Last week, I was introduced to a few little-used muscles during a leg-focused strength-training session with my trainer at Crunch. Those subsequent days of dreading any stairs that popped up in my path led me to ask him how he deals with muscle soreness, and whether he recommends his clients power through the pain. Trainer Tim's response? Muscle soreness is rarely a good excuse to bypass the gym. Read on for his recommendations for dealing with muscle soreness during your exercise regimen.

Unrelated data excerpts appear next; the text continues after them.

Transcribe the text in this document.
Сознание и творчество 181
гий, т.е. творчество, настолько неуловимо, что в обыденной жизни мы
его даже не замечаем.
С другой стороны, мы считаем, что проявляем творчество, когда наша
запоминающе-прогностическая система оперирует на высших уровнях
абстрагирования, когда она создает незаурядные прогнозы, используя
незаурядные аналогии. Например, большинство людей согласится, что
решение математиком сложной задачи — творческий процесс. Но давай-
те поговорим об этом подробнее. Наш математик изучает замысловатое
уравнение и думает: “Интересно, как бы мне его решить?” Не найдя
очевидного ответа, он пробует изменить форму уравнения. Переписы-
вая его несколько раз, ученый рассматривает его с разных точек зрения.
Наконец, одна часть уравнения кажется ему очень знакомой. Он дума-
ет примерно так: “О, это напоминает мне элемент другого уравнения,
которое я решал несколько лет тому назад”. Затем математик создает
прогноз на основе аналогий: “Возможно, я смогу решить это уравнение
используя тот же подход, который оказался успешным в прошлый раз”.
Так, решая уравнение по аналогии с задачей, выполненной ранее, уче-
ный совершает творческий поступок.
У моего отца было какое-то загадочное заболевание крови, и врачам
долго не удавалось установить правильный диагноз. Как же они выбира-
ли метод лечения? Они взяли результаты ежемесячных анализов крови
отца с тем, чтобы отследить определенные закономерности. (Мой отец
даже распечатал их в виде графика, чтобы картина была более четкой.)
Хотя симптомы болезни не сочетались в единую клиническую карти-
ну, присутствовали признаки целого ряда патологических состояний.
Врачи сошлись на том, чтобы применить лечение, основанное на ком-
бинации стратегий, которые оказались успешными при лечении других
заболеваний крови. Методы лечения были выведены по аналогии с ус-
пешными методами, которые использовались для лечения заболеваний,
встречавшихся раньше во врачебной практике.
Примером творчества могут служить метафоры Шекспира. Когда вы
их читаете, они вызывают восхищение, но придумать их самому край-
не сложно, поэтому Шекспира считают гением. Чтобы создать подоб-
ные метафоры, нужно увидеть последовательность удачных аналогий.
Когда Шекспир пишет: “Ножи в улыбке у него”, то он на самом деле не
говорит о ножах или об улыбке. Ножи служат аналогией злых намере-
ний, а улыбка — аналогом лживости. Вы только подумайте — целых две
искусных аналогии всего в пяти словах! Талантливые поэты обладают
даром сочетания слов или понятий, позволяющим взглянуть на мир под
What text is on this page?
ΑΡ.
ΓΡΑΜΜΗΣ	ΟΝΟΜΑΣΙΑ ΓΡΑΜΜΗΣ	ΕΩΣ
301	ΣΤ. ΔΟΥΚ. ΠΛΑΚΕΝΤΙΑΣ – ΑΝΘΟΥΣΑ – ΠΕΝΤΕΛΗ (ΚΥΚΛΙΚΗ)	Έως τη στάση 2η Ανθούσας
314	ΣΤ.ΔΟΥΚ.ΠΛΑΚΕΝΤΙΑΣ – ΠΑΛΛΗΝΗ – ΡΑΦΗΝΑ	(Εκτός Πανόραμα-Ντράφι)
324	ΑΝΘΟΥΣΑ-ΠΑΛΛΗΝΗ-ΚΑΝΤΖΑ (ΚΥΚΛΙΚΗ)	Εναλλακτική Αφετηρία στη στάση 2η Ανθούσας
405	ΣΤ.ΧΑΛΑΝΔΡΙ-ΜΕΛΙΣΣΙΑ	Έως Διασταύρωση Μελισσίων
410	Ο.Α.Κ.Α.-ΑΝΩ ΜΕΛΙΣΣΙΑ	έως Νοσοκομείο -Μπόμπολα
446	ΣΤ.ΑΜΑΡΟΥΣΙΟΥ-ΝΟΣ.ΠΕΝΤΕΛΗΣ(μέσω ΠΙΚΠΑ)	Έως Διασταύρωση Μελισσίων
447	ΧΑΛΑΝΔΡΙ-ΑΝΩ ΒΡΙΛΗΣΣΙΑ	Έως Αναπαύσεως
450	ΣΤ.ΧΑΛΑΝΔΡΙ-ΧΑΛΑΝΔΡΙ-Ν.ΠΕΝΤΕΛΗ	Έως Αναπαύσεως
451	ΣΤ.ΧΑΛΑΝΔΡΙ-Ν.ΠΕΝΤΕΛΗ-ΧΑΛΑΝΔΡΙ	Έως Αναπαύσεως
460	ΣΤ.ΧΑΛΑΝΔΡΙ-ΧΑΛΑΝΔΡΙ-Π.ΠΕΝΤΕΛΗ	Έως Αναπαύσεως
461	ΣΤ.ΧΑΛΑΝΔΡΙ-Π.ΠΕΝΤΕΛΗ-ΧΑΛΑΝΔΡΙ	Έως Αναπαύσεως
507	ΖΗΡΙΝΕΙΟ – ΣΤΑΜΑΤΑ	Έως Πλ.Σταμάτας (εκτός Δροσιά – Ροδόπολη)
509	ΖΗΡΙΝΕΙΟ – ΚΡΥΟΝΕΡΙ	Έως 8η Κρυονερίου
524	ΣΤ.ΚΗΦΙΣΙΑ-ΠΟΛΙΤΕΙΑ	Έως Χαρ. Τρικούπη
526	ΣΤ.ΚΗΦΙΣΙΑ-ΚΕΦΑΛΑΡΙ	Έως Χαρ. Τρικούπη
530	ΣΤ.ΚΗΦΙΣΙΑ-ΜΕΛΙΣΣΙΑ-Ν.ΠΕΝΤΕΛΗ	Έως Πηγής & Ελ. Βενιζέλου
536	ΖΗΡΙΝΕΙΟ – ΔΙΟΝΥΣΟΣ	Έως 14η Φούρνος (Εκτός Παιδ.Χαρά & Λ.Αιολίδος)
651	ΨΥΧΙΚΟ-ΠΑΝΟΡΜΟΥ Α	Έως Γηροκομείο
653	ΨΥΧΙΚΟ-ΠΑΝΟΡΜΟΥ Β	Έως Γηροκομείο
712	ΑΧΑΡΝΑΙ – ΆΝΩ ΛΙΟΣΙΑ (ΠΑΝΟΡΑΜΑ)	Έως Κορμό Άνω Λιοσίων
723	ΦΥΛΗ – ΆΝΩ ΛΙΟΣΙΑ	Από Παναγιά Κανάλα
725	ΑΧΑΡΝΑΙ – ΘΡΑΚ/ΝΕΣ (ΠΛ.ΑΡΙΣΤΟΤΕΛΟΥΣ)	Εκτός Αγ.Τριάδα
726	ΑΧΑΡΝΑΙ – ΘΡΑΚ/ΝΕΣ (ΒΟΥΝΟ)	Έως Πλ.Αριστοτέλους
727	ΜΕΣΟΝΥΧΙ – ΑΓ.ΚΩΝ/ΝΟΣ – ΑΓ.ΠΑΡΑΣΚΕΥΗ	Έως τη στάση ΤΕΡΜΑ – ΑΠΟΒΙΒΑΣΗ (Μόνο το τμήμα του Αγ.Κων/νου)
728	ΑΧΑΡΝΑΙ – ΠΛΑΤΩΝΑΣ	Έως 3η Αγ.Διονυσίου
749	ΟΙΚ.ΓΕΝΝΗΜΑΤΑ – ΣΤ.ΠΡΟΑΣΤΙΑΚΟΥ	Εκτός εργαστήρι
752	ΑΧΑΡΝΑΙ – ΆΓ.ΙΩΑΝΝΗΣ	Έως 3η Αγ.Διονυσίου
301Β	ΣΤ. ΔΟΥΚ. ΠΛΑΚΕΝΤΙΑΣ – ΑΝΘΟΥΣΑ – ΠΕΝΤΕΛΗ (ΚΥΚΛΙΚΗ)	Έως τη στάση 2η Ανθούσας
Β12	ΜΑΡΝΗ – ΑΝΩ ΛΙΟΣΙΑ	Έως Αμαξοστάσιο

  • Don't premedicate. "Don't mask what your body is telling you," Tim says. He advises clients to not take painkillers before a workout so they can understand how their body reacts to a workout. Taking Advil before your workout could, for example, cause you to push yourself farther than you should go, or mask an injury until it's too late. If you're experiencing DOMS after a workout, however, an NSAID or other anti-inflammatory OTC painkiller and icing where you hurt can help.
  • Assess the pain. It's one thing to have DOMS, which is a good thing. But if you finish a workout and feel like you are uncharacteristically sore, or that you've injured yourself, pushing through the pain may not be the best thing. Make sure you pay attention the difference between an injury pain and normal muscle soreness, and rest if you feel like you've strained something.
  • Eat protein. Muscles are made out of protein, so to shorten the time it takes muscles to heal, try to eat some sort of protein right after you exercise. Studies have found that recovery drinks that contain protein help decrease muscle soreness compared to normal carbohydrate-based sports drinks.
  • Alternate workouts. Being too sore to workout may be a popular excuse, but it's not always a good one. If you're too sore from a rigorous hike, spend the next day working on your abs or arms. Or try another aerobic exercise or yoga — cardio and stretching can both help soothe your muscles.

No matter how you deal with muscle soreness, it shouldn't last forever. Go see a doctor if you find that your soreness isn't getting any better.

Do you power through the pain and exercise when you're sore?